A Cincinnati Police officer testifying for the prosecution in the Ray Tensing retrial Friday said that she believed Tensing’s shooting of unarmed black motorist Sam DuBose "may be determined to be justified." Sgt. Shannon Heine was one of two CPD officers who interviewed Tensing after the shooting in July 2015. Heine also said that she didn’t see anything in the body camera video of the incident that contradicts Tensing’s version of events the day of the shooting. Tensing initially told fellow officers that he feared for his life because DuBose had dragged him with his car before the shooting occurred. The video does not show that, however. Tensing’s retrial continues today with expert witnesses testifying about that video.
• The owner and another high-level official of Newtown’s Evans Landscaping are facing a federal indictment on fraud charges, a U.S. attorney and FBI officials revealed Friday. Evans owner Doug Evans and the company’s vice president Jim Bailey are named in the indictment, which alleges that the company set up another front enterprise, Ergon Site Construction, in order to win bids with minority contracting requirements. Ergon is ostensibly owned by Korey Jordan, a former Evans employee. But federal officials say that Evans provided money to start the company, performed much of the work it undertook, and simply used the entity as a way to gain more than $2 million in city contracts for building demolitions. Evans denies the charges.
• A grassroots group called the Better Bus Coalition held a news conference Thursday afternoon downtown to call for a one-cent sales tax boost in Hamilton County to fund better public transit options. Coalition President Cam Hardy, a vocal transit advocate, said that the County’s current funding model for the Southwest Ohio Regional Transit Authority is unsustainable and that more money is needed to ensure adequate public transportation.

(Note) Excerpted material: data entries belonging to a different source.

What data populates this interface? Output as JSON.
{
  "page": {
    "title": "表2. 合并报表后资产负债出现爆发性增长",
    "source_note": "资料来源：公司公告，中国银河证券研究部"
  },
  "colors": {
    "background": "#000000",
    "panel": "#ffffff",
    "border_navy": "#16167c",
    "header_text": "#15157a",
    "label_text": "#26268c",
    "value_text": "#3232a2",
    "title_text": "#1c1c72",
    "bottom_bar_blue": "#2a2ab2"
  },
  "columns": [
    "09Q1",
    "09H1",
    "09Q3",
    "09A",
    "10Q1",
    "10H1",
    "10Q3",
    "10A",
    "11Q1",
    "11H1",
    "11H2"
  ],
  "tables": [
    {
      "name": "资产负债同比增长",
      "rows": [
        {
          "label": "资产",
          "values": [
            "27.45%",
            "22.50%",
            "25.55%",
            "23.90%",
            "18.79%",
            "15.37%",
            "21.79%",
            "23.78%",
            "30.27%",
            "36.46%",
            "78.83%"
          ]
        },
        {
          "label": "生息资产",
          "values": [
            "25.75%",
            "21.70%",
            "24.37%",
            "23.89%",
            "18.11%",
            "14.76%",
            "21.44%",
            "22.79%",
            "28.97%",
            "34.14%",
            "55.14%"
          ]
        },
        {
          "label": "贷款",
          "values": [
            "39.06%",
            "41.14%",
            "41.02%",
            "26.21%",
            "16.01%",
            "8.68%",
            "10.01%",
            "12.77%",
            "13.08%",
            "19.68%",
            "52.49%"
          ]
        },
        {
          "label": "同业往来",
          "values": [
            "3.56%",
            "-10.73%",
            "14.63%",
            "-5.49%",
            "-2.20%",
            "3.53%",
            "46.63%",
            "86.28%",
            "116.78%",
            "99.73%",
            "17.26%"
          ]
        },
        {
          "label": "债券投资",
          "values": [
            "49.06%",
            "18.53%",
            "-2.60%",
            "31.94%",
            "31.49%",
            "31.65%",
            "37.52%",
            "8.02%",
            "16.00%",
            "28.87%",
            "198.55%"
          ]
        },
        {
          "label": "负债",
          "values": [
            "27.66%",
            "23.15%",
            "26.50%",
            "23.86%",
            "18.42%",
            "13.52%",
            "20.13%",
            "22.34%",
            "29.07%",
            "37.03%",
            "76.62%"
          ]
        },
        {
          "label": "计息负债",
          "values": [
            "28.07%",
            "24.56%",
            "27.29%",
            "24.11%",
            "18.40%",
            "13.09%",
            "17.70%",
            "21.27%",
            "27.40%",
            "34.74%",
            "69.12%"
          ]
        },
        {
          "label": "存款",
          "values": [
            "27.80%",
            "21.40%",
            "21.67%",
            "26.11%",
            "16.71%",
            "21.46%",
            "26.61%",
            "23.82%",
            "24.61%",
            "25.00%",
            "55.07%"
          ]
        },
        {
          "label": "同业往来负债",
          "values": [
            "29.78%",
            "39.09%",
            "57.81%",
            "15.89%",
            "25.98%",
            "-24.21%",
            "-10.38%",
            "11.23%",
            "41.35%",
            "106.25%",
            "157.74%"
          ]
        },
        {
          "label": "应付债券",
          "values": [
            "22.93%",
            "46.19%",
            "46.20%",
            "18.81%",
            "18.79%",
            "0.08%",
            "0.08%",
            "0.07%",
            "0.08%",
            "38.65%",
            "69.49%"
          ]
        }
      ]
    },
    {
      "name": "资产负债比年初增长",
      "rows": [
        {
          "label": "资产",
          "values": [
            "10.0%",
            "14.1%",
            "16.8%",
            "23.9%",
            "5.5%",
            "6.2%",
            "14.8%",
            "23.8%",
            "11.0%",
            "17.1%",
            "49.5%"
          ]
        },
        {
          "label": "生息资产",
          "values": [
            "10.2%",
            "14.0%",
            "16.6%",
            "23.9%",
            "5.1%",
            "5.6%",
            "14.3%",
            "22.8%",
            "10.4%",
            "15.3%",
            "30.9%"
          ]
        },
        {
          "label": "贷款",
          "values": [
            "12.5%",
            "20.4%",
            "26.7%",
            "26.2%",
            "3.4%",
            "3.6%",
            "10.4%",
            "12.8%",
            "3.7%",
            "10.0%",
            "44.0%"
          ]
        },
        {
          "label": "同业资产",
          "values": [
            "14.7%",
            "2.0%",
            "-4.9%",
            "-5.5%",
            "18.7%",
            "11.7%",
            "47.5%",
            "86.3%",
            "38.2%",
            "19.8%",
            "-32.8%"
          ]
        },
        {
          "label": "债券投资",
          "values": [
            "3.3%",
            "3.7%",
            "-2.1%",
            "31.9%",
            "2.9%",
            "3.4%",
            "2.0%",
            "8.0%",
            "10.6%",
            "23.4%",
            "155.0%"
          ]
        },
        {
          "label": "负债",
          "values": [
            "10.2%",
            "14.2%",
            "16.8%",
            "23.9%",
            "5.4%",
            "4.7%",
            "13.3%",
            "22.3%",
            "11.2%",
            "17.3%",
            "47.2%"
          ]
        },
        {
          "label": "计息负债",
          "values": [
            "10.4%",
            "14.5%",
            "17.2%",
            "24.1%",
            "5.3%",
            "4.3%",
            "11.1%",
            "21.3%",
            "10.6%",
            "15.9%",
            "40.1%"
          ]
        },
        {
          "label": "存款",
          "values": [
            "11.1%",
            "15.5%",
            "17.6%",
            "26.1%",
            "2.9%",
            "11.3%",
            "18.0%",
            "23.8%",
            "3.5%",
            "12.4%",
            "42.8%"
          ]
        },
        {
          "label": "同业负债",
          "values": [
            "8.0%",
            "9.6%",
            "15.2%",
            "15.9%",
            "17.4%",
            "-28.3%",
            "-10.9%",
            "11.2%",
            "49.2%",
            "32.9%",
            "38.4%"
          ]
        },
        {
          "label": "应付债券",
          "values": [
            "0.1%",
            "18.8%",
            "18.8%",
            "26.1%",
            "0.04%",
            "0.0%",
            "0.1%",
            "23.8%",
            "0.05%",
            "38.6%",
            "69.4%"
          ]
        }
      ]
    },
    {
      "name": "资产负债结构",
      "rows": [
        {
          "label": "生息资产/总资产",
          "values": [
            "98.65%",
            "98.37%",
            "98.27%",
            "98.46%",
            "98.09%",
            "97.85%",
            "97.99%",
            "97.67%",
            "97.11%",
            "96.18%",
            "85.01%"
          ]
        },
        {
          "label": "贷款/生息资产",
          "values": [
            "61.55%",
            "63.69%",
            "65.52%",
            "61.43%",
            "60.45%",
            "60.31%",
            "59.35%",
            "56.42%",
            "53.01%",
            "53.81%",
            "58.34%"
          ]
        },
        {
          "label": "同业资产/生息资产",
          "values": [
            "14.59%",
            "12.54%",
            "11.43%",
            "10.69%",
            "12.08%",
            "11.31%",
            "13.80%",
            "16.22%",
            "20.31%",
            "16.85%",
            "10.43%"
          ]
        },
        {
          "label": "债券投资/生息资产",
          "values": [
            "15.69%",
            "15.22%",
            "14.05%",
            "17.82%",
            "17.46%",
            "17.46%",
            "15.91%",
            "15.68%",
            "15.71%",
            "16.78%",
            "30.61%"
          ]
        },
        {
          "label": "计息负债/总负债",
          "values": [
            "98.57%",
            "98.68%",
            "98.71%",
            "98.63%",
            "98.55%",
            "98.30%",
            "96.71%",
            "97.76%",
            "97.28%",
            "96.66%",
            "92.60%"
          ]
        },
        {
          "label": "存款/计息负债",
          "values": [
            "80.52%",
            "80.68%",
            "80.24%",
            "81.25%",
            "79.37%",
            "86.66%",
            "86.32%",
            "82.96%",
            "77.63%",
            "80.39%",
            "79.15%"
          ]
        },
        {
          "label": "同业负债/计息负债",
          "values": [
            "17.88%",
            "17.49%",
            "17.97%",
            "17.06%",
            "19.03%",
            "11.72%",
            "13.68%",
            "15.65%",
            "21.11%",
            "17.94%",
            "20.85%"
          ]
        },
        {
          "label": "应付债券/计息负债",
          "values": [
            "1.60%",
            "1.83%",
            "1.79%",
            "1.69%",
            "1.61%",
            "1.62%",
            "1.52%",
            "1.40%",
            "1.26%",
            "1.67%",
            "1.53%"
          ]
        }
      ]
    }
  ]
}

A 2015 study found that some 75,000 area jobs are inaccessible by public transit. SORTA will vote June 20 as to whether to ask county voters for a 0.5 cent sales tax that would fund bus service, which is currently paid for mostly with city tax revenues.
• Will former Cincinnati mayor and noted talk show host Jerry Springer challenge Republican U.S. Rep. Brad Wenstrup for his seat in 2018? Maybe. The Democrat, probably best known for his long-running daytime TV show, commissioned a phone poll in Wenstrup’s district, which covers the mostly rural counties east of Cincinnati. Springer isn’t commenting on the poll right now, but such a move is usually a sign that someone is testing the waters for a campaign. Springer would have some work to do if he wanted to join the race, which already has two Democrats signed up to take on Wenstrup. He’d also have to re-establish residency in Ohio, where he hasn’t been a registered voter since 2006.
• State Rep. Alicia Reece of Roselawn is pushing her party to include more black women in leadership roles. Reece made that case during a one-on-one meeting with Democratic National Committee Chairman Tom Perez late last week. That talk came after 31 black women, including Ohio's U.S. Rep. Marcia Fudge, penned an open letter to Perez about their consternation over lack of effort by the DNC to include black women in the party’s upper levels. Reece, who is considering a run for the U.S. House district currently held by Republican Steve Chabot, will meet with Perez and his staff to further that conversation next week in Washington, DC.
• Finally, with Ohio facing an $800 million state budget shortfall, should it tap into the $2 billion in reserves sitting in its bank accounts? Some Democrats in the State House say yes. But Ohio Gov. John Kasich has waved off that idea. State Sen. Joe Schiavoni, who is running to replace Kasich in 2018, has joined other Democrats calling for state lawmakers to take 10 percent of those reserves and dedicate them to fighting the state’s opiate addiction crisis. But the Republican-controlled General Assembly has yet to do that, and doesn’t look likely to. Former Ohio Gov. Ted Strickland took a political pounding in the years after he spent the state’s reserve funds to shore up basic programs in the midst of the Great Recession.